Linux - Page Tables
In the context of the Linux kernel, PGD stands for Page Global Directory.
It is the top level of the multi-level page table system used by the Linux kernel to translate Virtual Memory addresses (used by applications) into Physical Memory addresses (actual RAM chips).
The Big Picture: Why do we need PGD?
Every process in Linux thinks it has access to a massive, continuous block of memory (e.g., 128 Terabytes on a 64-bit system). In reality, the physical RAM is fragmented and shared between hundreds of processes.
To manage this, the CPU and Kernel use Paging. Instead of one giant list of memory mappings (which would take up gigabytes of RAM), Linux uses a hierarchy (like a folder structure). The PGD is the "Root Folder" of that hierarchy.
Where PGD sits in the Hierarchy
On a modern 64-bit system, Linux typically uses a 4-level or 5-level paging system. The translation flows like this:
- PGD (Page Global Directory) — The Top Level
- P4D (Page 4th Level Directory) — (Used in 5-level paging)
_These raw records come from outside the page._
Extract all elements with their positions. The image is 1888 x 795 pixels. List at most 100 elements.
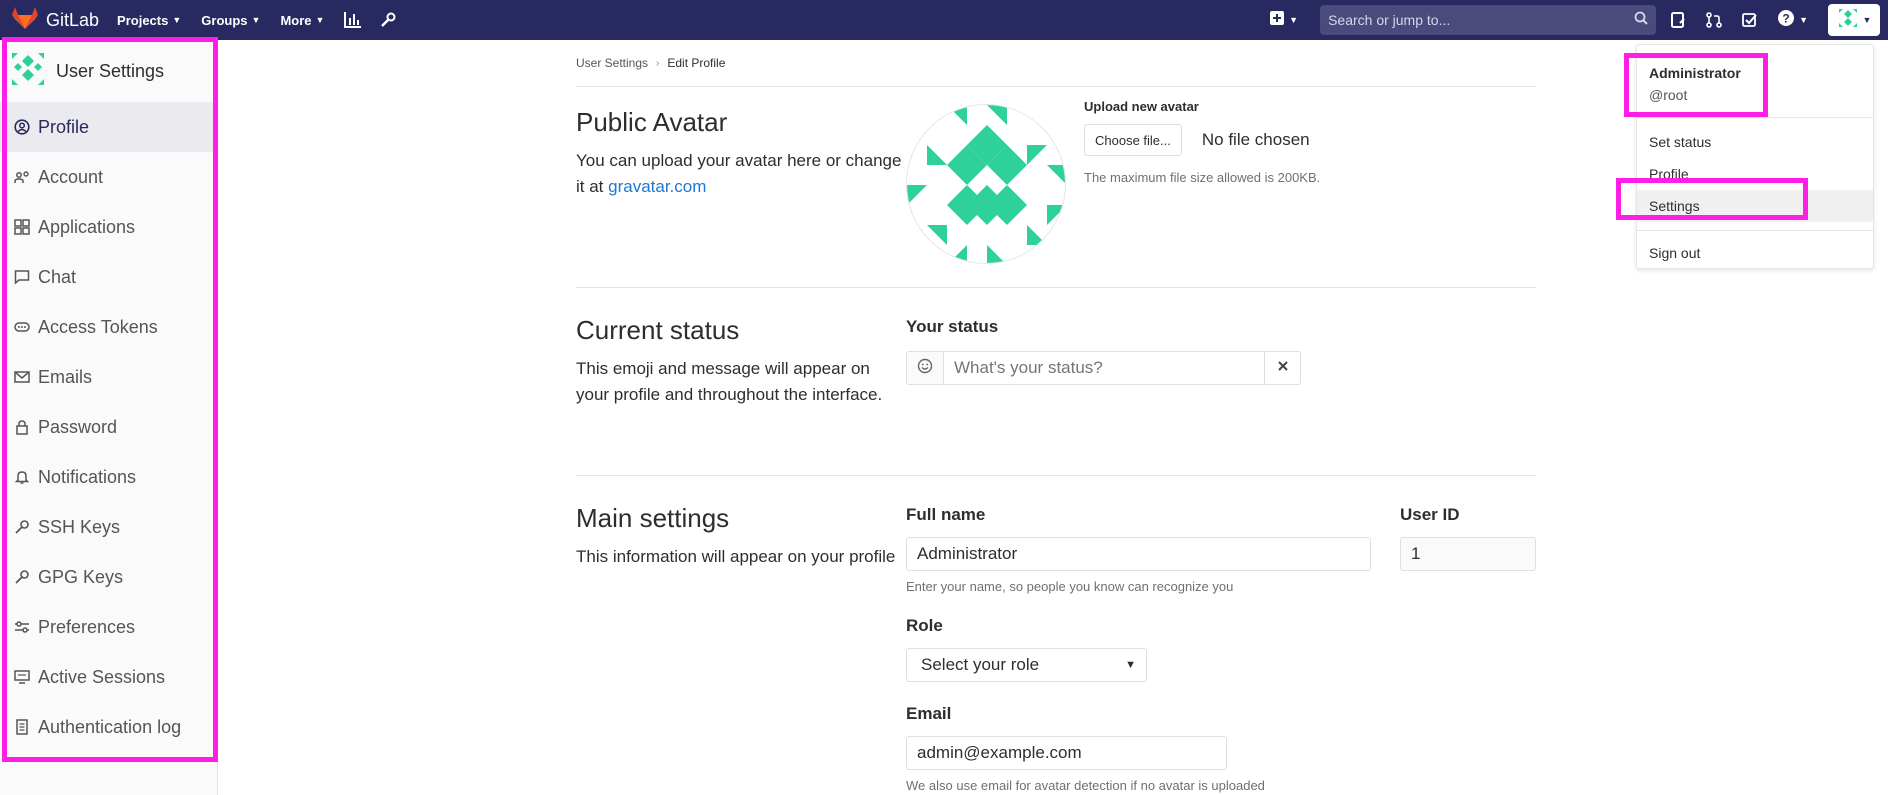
full-name-hint: Enter your name, so people you know can … (906, 579, 1234, 594)
user-id-label: User ID (1400, 505, 1460, 524)
sidebar-item-profile[interactable]: Profile (0, 102, 217, 152)
lock-icon (14, 419, 30, 435)
breadcrumb-edit-profile[interactable]: Edit Profile (667, 56, 725, 70)
status-input-group (906, 351, 1301, 385)
issues-icon[interactable] (1670, 12, 1686, 28)
upload-avatar-label: Upload new avatar (1084, 99, 1199, 114)
preferences-icon (14, 619, 30, 635)
sidebar-item-label: Notifications (38, 466, 137, 487)
dropdown-user-handle: @root (1649, 87, 1688, 103)
role-select[interactable]: Select your role ▼ (906, 648, 1147, 682)
todos-icon[interactable] (1742, 12, 1758, 28)
svg-text:?: ? (1782, 11, 1789, 25)
smiley-icon (917, 358, 933, 379)
new-item-button[interactable]: ▼ (1270, 10, 1299, 30)
brand-name: GitLab (46, 9, 100, 30)
gitlab-home-link[interactable]: GitLab (12, 6, 99, 35)
nav-more[interactable]: More ▼ (280, 13, 324, 28)
applications-icon (14, 219, 30, 235)
avatar-upload-area: Upload new avatar Choose file... No file… (1084, 99, 1320, 287)
plus-square-icon (1270, 10, 1285, 30)
chevron-down-icon: ▼ (315, 15, 325, 25)
bell-icon (14, 469, 30, 485)
sidebar-item-password[interactable]: Password (0, 402, 217, 452)
sidebar-item-applications[interactable]: Applications (0, 202, 217, 252)
email-label: Email (906, 704, 952, 723)
sidebar-item-gpg-keys[interactable]: GPG Keys (0, 552, 217, 602)
sidebar-item-account[interactable]: Account (0, 152, 217, 202)
dropdown-set-status[interactable]: Set status (1637, 126, 1873, 158)
token-icon (14, 319, 30, 335)
nav-groups[interactable]: Groups ▼ (201, 13, 260, 28)
your-status-label: Your status (906, 317, 999, 336)
key-icon (14, 569, 30, 585)
user-menu-button[interactable]: ▼ (1828, 4, 1880, 36)
main-settings-fields: Full name Administrator Enter your name,… (906, 505, 1536, 793)
dropdown-sign-out[interactable]: Sign out (1637, 237, 1873, 269)
email-input[interactable]: admin@example.com (906, 736, 1227, 770)
main-content: User Settings › Edit Profile Public Avat… (576, 40, 1536, 793)
breadcrumb-user-settings[interactable]: User Settings (576, 56, 648, 70)
sidebar-item-label: SSH Keys (38, 516, 121, 537)
dropdown-user-name: Administrator (1649, 65, 1741, 81)
search-input[interactable] (1328, 12, 1635, 28)
sidebar-item-chat[interactable]: Chat (0, 252, 217, 302)
profile-icon (14, 119, 30, 135)
full-name-input[interactable]: Administrator (906, 537, 1371, 571)
admin-wrench-icon[interactable] (380, 12, 396, 28)
status-section: Current status This emoji and message wi… (576, 288, 1536, 476)
close-icon (1277, 359, 1289, 377)
merge-requests-icon[interactable] (1706, 12, 1722, 28)
activity-chart-icon[interactable] (344, 12, 362, 28)
log-icon (14, 719, 30, 735)
sidebar-item-label: Preferences (38, 616, 136, 637)
search-box[interactable] (1320, 5, 1657, 35)
main-settings-section: Main settings This information will appe… (576, 476, 1536, 793)
dropdown-user-info[interactable]: Administrator @root (1637, 45, 1873, 117)
no-file-chosen-text: No file chosen (1201, 130, 1310, 149)
avatar-section: Public Avatar You can upload your avatar… (576, 87, 1536, 288)
sidebar-header[interactable]: User Settings (0, 40, 217, 102)
sidebar-item-emails[interactable]: Emails (0, 352, 217, 402)
sidebar-item-access-tokens[interactable]: Access Tokens (0, 302, 217, 352)
sidebar-item-label: Authentication log (38, 716, 182, 737)
avatar-preview (906, 104, 1066, 264)
help-button[interactable]: ? ▼ (1778, 9, 1808, 31)
chevron-down-icon: ▼ (1289, 15, 1299, 25)
sidebar-item-active-sessions[interactable]: Active Sessions (0, 652, 217, 702)
status-section-title: Current status (576, 315, 740, 345)
nav-projects[interactable]: Projects ▼ (117, 13, 181, 28)
chat-icon (14, 269, 30, 285)
clear-status-button[interactable] (1264, 352, 1300, 384)
dropdown-profile[interactable]: Profile (1637, 158, 1873, 190)
caret-down-icon: ▼ (1125, 659, 1136, 671)
avatar-size-hint: The maximum file size allowed is 200KB. (1084, 170, 1321, 185)
gravatar-link[interactable]: gravatar.com (608, 177, 706, 196)
top-navbar: GitLab Projects▼ Groups▼ More▼ ▼ ? ▼ ▼ (0, 0, 1888, 40)
account-icon (14, 169, 30, 185)
sidebar-item-label: Chat (38, 266, 77, 287)
email-hint: We also use email for avatar detection i… (906, 778, 1265, 793)
sidebar-item-preferences[interactable]: Preferences (0, 602, 217, 652)
dropdown-settings[interactable]: Settings (1637, 190, 1873, 222)
full-name-label: Full name (906, 505, 986, 524)
email-icon (14, 369, 30, 385)
emoji-picker-button[interactable] (907, 352, 944, 384)
sidebar-item-label: Emails (38, 366, 93, 387)
choose-file-button[interactable]: Choose file... (1084, 124, 1182, 156)
sidebar-item-ssh-keys[interactable]: SSH Keys (0, 502, 217, 552)
status-input[interactable] (944, 352, 1264, 384)
gitlab-logo-icon (12, 6, 38, 35)
sidebar-item-label: GPG Keys (38, 566, 124, 587)
sidebar-item-label: Active Sessions (38, 666, 166, 687)
dropdown-divider (1637, 230, 1873, 231)
sidebar-item-notifications[interactable]: Notifications (0, 452, 217, 502)
main-settings-title: Main settings (576, 503, 730, 533)
sidebar-item-authentication-log[interactable]: Authentication log (0, 702, 217, 752)
status-section-desc: This emoji and message will appear on yo… (576, 359, 883, 404)
user-id-field: 1 (1400, 537, 1536, 571)
avatar-icon (1837, 7, 1859, 34)
sessions-icon (14, 669, 30, 685)
nav-more-label: More (280, 12, 312, 28)
dropdown-divider (1637, 117, 1873, 118)
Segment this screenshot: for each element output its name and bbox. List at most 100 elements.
- PUD (Page Upper Directory)
- PMD (Page Middle Directory)
- PTE (Page Table Entry) — The Bottom Level (points to the actual page of RAM)
How the Translation Works
When a CPU wants to read a virtual memory address, it breaks that address into segments. It uses each segment as an index to find its way down the tree:
- The CPU looks at the first few bits of the address and uses them as an index into the PGD.
- The entry in the PGD tells the CPU the physical address of the next table down (PUD).
- The CPU keeps "walking the bits" until it reaches the PTE, which finally gives the address of the actual data in RAM.
One PGD per Process
Each process in Linux has its own unique PGD. This is the secret to Process Isolation:
- When the kernel switches from Process A to Process B (a context switch), it updates a special CPU register (on x86, this is the CR3 register) with the physical address of the new process's PGD.
- Because Process B has a different PGD, it literally cannot see the memory of Process A. Its "root folder" leads to entirely different physical RAM pages.
Implementation in Code
In the Linux Kernel source code:
- The PGD is stored in the
mm_struct(Memory Management struct) associated with every process. - You will see a pointer:
pgd_t *pgd;. - The kernel uses macros like
pgd_offset(mm, address)to find which entry in the PGD corresponds to a specific virtual address.
"Folding" (Architecture Independence)
Not all CPUs have 4 or 5 levels of hardware paging. Some older or simpler CPUs only have 2 levels.
Linux is designed to be portable, so it uses a "Generic" paging model. On hardware that only supports 2 levels, Linux "folds" the middle levels (PUD and PMD). To the rest of the kernel code, it looks like there are 4 levels, but the "jumps" through the middle levels happen instantly (they basically just point back to the PGD).